6) The Great Fire of London that destroyed much of the city in 1666 only recorded six official deaths. But it’s believed many more died through indirect causes, such as smoke inhalation. The fire began at a bakery in Pudding Lane on 02 September 1666. It spread across the city and continued for four days until it finally burned itself out. Around 80% of the city was destroyed, including 89 churches and more than 13,000 houses. The fire left about a sixth of the city’s population (around 100,000) without their homes.
7) London is home to over 7,000 pubs. The City of London (also known as The Square Mile and incorporates London’s financial district) alone boasts over 200 pubs and bars.
8) The Houses of Parliament has an incredible 1,000 rooms, 100 staircases, eight bars, six restaurants and 11 courtyards. It is possible to visit and even to sit in the public gallery and watch debates taking place.
9) There have been 52 past Prime Ministers of the UK. Of these, only one has ever been assassinated. This was Spencer Perceval, who was shot and died at the House of Commons in 1812.
10) The famous black cab drivers of London have to pass a test known as ‘The Knowledge’ before they are granted a licence to operate. The test is very difficult, because drivers have to know by heart every single street and landmark in London. It takes 2-4 years to study and pass the test. There have been recent demonstrations in London by these ‘black cabbies’ due to smartphone apps such as ‘Uber’, where users can book cheaper taxi cab rides than black cabs.
11) The Shard, one of the the tallest buildings in the European Union at 309.6 metres, has 72 habitable floors, 306 flights of stairs, 44 lifts and 11 hectares (27 acres) of floor space.
13) London has the largest emergency ambulance service in the world.

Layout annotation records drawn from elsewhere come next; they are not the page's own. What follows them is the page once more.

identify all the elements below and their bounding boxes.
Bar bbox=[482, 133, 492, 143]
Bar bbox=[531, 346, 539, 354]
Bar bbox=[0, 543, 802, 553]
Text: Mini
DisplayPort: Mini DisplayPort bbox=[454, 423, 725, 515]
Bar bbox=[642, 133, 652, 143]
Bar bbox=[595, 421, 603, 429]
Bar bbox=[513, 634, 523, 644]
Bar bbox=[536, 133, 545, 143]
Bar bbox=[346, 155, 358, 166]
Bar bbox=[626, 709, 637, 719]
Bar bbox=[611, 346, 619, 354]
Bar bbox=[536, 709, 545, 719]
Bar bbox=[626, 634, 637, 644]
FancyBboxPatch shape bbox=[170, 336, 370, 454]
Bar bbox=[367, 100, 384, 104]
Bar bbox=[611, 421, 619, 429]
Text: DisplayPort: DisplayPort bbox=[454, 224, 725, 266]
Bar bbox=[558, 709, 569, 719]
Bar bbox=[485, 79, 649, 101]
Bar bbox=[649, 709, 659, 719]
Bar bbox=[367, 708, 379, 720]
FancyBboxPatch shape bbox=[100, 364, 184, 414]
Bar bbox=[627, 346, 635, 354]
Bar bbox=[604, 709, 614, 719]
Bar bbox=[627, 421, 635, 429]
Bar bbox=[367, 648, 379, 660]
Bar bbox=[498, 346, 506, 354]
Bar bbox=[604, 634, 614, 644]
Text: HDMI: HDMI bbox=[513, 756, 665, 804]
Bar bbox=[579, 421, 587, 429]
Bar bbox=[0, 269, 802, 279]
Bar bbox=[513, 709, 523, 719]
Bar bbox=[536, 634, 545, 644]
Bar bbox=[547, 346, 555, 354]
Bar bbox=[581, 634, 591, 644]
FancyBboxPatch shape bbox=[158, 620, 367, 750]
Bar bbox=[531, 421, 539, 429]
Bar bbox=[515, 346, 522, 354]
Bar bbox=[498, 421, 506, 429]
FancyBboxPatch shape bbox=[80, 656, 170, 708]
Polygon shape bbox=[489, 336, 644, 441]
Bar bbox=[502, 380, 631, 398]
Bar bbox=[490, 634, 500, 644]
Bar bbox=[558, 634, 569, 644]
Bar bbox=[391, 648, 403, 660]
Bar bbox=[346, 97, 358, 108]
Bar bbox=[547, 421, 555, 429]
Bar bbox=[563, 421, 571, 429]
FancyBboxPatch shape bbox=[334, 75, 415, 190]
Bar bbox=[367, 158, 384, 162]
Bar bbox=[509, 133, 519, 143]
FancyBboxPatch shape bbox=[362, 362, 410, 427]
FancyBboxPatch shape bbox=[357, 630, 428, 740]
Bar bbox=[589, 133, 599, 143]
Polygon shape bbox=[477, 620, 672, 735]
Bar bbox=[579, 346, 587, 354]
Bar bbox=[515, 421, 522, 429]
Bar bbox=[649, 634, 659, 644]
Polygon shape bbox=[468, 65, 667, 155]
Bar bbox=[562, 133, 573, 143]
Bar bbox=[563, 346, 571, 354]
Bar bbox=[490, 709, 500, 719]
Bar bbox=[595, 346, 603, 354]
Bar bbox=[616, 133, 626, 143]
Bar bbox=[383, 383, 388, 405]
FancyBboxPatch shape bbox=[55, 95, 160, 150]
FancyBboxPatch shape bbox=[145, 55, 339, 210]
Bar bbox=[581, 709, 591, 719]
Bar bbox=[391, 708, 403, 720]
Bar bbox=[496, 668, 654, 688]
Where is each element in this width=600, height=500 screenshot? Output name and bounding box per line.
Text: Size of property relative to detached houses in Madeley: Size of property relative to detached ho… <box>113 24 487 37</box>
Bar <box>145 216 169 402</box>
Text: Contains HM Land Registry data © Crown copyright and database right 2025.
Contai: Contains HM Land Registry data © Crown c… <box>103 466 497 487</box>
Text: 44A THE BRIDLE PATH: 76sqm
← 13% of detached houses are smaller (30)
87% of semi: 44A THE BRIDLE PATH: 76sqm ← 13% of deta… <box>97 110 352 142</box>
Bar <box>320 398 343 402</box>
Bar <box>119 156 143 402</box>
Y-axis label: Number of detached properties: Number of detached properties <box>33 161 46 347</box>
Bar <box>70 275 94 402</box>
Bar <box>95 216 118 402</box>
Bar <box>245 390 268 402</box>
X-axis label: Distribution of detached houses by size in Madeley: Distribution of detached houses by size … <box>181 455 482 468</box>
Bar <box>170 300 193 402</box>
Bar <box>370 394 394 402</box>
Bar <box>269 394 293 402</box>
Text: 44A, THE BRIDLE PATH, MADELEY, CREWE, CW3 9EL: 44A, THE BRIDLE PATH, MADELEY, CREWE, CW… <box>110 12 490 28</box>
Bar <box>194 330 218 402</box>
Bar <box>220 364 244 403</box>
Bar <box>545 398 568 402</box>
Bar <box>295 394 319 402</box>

The service employs over 5,000 staff and responds to thousands of emergency calls every day. There are currently many schemes in place to try and lower the number of emergency calls, as many people are calling 999 for trivial issues (such as being stranded and not knowing how to get home).
14) There are many public parks in London – more than any other city in the world. These include Hampstead Heath, Green Park, Greenwich Park, St James’s Park and Clapham Common. 11 of the parks in London are designated Royal Parks, and are open to the public to visit and enjoy.